Liputan6.com, Jakarta - Berinvestasi dalam aset kripto ibarat menanam modal pada perusahaan rintisan tahap awal (early-stage startups). Demikian pandangan Chief Investment Officer di Bitwise, Matt Hougan, dalam memo kepada investor pada tanggal 29 September.
“Anda sedang berburu black swans — peluang langka dengan potensi keuntungan luar biasa,” tulis Hougan dikutip dari Yahoo Finance, Rabu (8/10/2025).
“Namun, Anda juga harus siap bahwa sebagian besar investasi Anda akan gagal, bahkan yang besar sekalipun,” tambah dia.
Hougan mencontohkan sejumlah proyek besar seperti Ethereum, Solana, Ripple, Aave, Hyperliquid, dan Chainlink, yang menurutnya tetap memiliki potensi untuk gagal.
“Hampir semua proyek kripto yang ada saat ini bisa gagal. Bahkan, saya menduga jumlah kegagalan proyek bernilai miliaran dolar di industri kripto akan lebih banyak daripada di industri manapun sepanjang sejarah,” ujarnya.
Menurut Hougan, tingginya potensi kegagalan di industri kripto tak lepas dari sifat ambisius proyek-proyek yang ada.
“Proyek kripto tengah membidik pasar dengan potensi terbesar di dunia,” jelasnya.
Bidik Sistem Keuangan Global
Ia menilai bahwa hal inilah yang membuat Bitcoin berpeluang memiliki valuasi sebanding dengan Amazon (NASDAQ: AMZN), yakni sekitar USD 2,3 triliun. Bitcoin, kata Hougan, sedang menargetkan pasar emas yang nilainya mencapai USD 25 triliun.
Sementara itu, blockchain seperti Ethereum dan Solana membidik sistem keuangan global, mulai dari pembayaran hingga perdagangan aset. Hougan mengutip laporan McKinsey tahun 2023 yang mencatat industri pembayaran global memfasilitasi 3,4 triliun transaksi dengan nilai mencapai USD 1,8 kuadriliun.
Adapun Securities and Financial Markets Association bersama Savills memperkirakan nilai gabungan pasar saham, obligasi, dan properti dunia mencapai USD 665 triliun.
“Pasar-pasar ini sangat besar hingga tidak ada satu perusahaan terpusat pun yang mampu menguasainya lebih dari sebagian kecil saja,” jelas Hougan.
“Namun Ethereum dan Solana berbeda. Sebagai supercomputer terdesentralisasi berskala global, mereka punya peluang nyata untuk menguasai pangsa besar. Itulah mengapa valuasi mereka kini sekitar USD 500 miliar dan USD 100 miliar.”

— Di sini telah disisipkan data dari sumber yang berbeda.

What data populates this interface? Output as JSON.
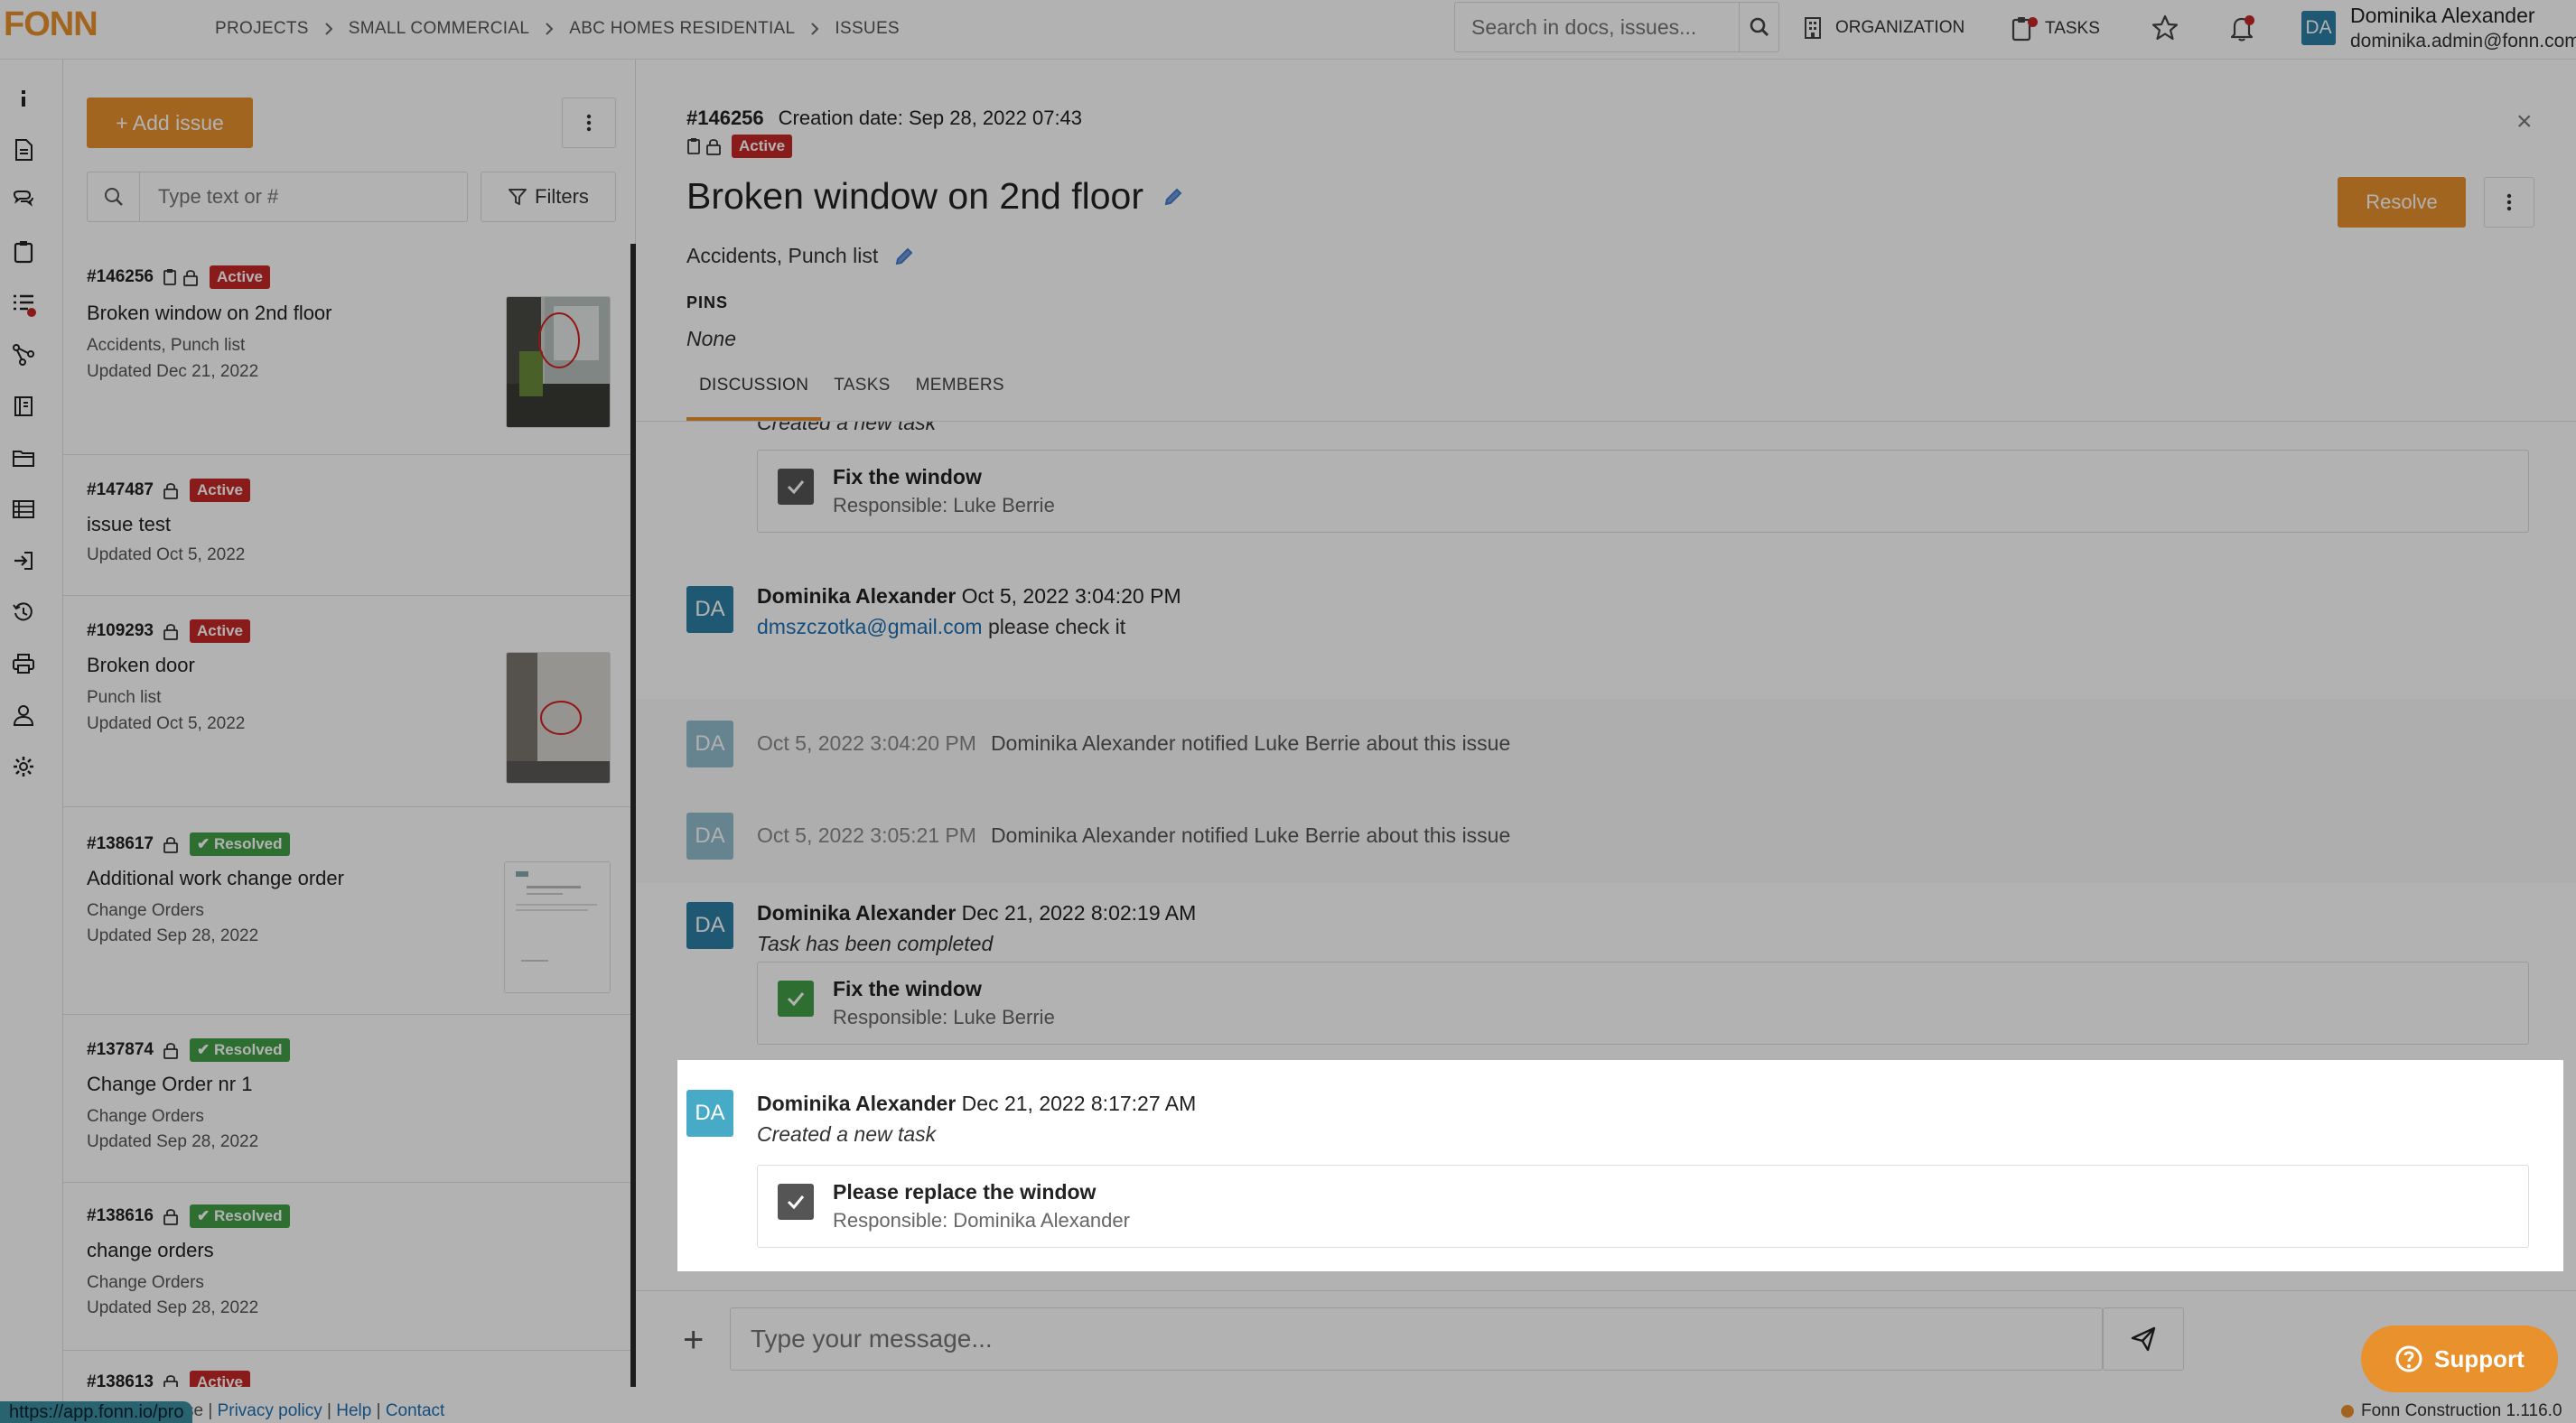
{
  "brand": {
    "logo": "FONN",
    "accent": "#e8912d"
  },
  "breadcrumbs": [
    "PROJECTS",
    "SMALL COMMERCIAL",
    "ABC HOMES RESIDENTIAL",
    "ISSUES"
  ],
  "search": {
    "placeholder": "Search in docs, issues..."
  },
  "topnav": {
    "organization": "ORGANIZATION",
    "tasks": "TASKS"
  },
  "user": {
    "initials": "DA",
    "name": "Dominika Alexander",
    "email": "dominika.admin@fonn.com"
  },
  "sidebar": {
    "icons": [
      "info-icon",
      "document-icon",
      "chat-icon",
      "clipboard-icon",
      "checklist-icon",
      "workflow-icon",
      "book-icon",
      "folder-icon",
      "table-icon",
      "sign-in-icon",
      "history-icon",
      "print-icon",
      "person-icon",
      "gear-icon"
    ]
  },
  "list": {
    "add_label": "+ Add issue",
    "search_placeholder": "Type text or #",
    "filters_label": "Filters",
    "items": [
      {
        "num": "#146256",
        "status": "Active",
        "title": "Broken window on 2nd floor",
        "categories": "Accidents, Punch list",
        "updated": "Updated Dec 21, 2022"
      },
      {
        "num": "#147487",
        "status": "Active",
        "title": "issue test",
        "categories": "",
        "updated": "Updated Oct 5, 2022"
      },
      {
        "num": "#109293",
        "status": "Active",
        "title": "Broken door",
        "categories": "Punch list",
        "updated": "Updated Oct 5, 2022"
      },
      {
        "num": "#138617",
        "status": "Resolved",
        "title": "Additional work change order",
        "categories": "Change Orders",
        "updated": "Updated Sep 28, 2022"
      },
      {
        "num": "#137874",
        "status": "Resolved",
        "title": "Change Order nr 1",
        "categories": "Change Orders",
        "updated": "Updated Sep 28, 2022"
      },
      {
        "num": "#138616",
        "status": "Resolved",
        "title": "change orders",
        "categories": "Change Orders",
        "updated": "Updated Sep 28, 2022"
      },
      {
        "num": "#138613",
        "status": "Active"
      }
    ]
  },
  "detail": {
    "num": "#146256",
    "creation": "Creation date: Sep 28, 2022 07:43",
    "status": "Active",
    "title": "Broken window on 2nd floor",
    "resolve_label": "Resolve",
    "categories": "Accidents, Punch list",
    "pins_label": "PINS",
    "pins_value": "None",
    "tabs": [
      "DISCUSSION",
      "TASKS",
      "MEMBERS"
    ],
    "close_label": "×"
  },
  "discussion": {
    "partial_text": "Created a new task",
    "task1": {
      "name": "Fix the window",
      "responsible": "Responsible: Luke Berrie"
    },
    "msg1": {
      "author": "Dominika Alexander",
      "time": "Oct 5, 2022 3:04:20 PM",
      "link": "dmszczotka@gmail.com",
      "text": "please check it"
    },
    "notif1": {
      "time": "Oct 5, 2022 3:04:20 PM",
      "text": "Dominika Alexander notified Luke Berrie about this issue"
    },
    "notif2": {
      "time": "Oct 5, 2022 3:05:21 PM",
      "text": "Dominika Alexander notified Luke Berrie about this issue"
    },
    "msg2": {
      "author": "Dominika Alexander",
      "time": "Dec 21, 2022 8:02:19 AM",
      "text": "Task has been completed"
    },
    "task2": {
      "name": "Fix the window",
      "responsible": "Responsible: Luke Berrie"
    },
    "msg3": {
      "author": "Dominika Alexander",
      "time": "Dec 21, 2022 8:17:27 AM",
      "text": "Created a new task"
    },
    "task3": {
      "name": "Please replace the window",
      "responsible": "Responsible: Dominika Alexander"
    }
  },
  "composer": {
    "placeholder": "Type your message..."
  },
  "support_label": "Support",
  "footer": {
    "url": "https://app.fonn.io/pro",
    "links_prefix": "se",
    "privacy": "Privacy policy",
    "help": "Help",
    "contact": "Contact",
    "version": "Fonn Construction 1.116.0"
  },
  "colors": {
    "active": "#c62828",
    "resolved": "#43a047",
    "avatar": "#2d7fa5",
    "link": "#1f6fb2"
  }
}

Tether Incar Valuasi Raksasa
Hougan juga menyoroti langkah Tether, penerbit stablecoin terbesar di dunia, yang disebut tengah berupaya menggalang dana dengan valuasi sekitar USD 500 miliar, menjadikannya salah satu startup paling bernilai tinggi sejajar dengan OpenAI dan SpaceX milik Elon Musk.
“Tether sedang membidik pasar yang sangat besar,” kata Hougan.
“Mereka memiliki hampir 100 persen pangsa pasar stablecoin di negara-negara non-Barat. Ada kemungkinan banyak negara berkembang akan beralih dari mata uang nasional mereka ke penggunaan USDT. Jika itu terjadi, Tether bisa mengelola triliunan dolar dan meraup seluruh bunga dari aset tersebut.”
Menurut dasbor metrik utama Tether, produk andalan mereka USDT saat ini digunakan oleh sekitar 489 juta pengguna di seluruh dunia. Tether juga mengklaim memegang lebih dari USD 127 miliar dalam bentuk surat utang pemerintah AS (U.S. Treasuries) per kuartal kedua tahun 2025 sebagai bagian dari cadangan USDT-nya.
Dalam skenario di mana Tether benar-benar mengelola aset hingga triliunan dolar, Hougan memperkirakan perusahaan itu dapat melampaui laba tahunan Saudi Aramco yang mencapai USD 120 miliar pada 2024, jadi rekor keuntungan tertinggi dalam sejarah korporasi global.
Sebagai perbandingan, Tether dilaporkan meraih laba sekitar USD 13 miliar pada 2024.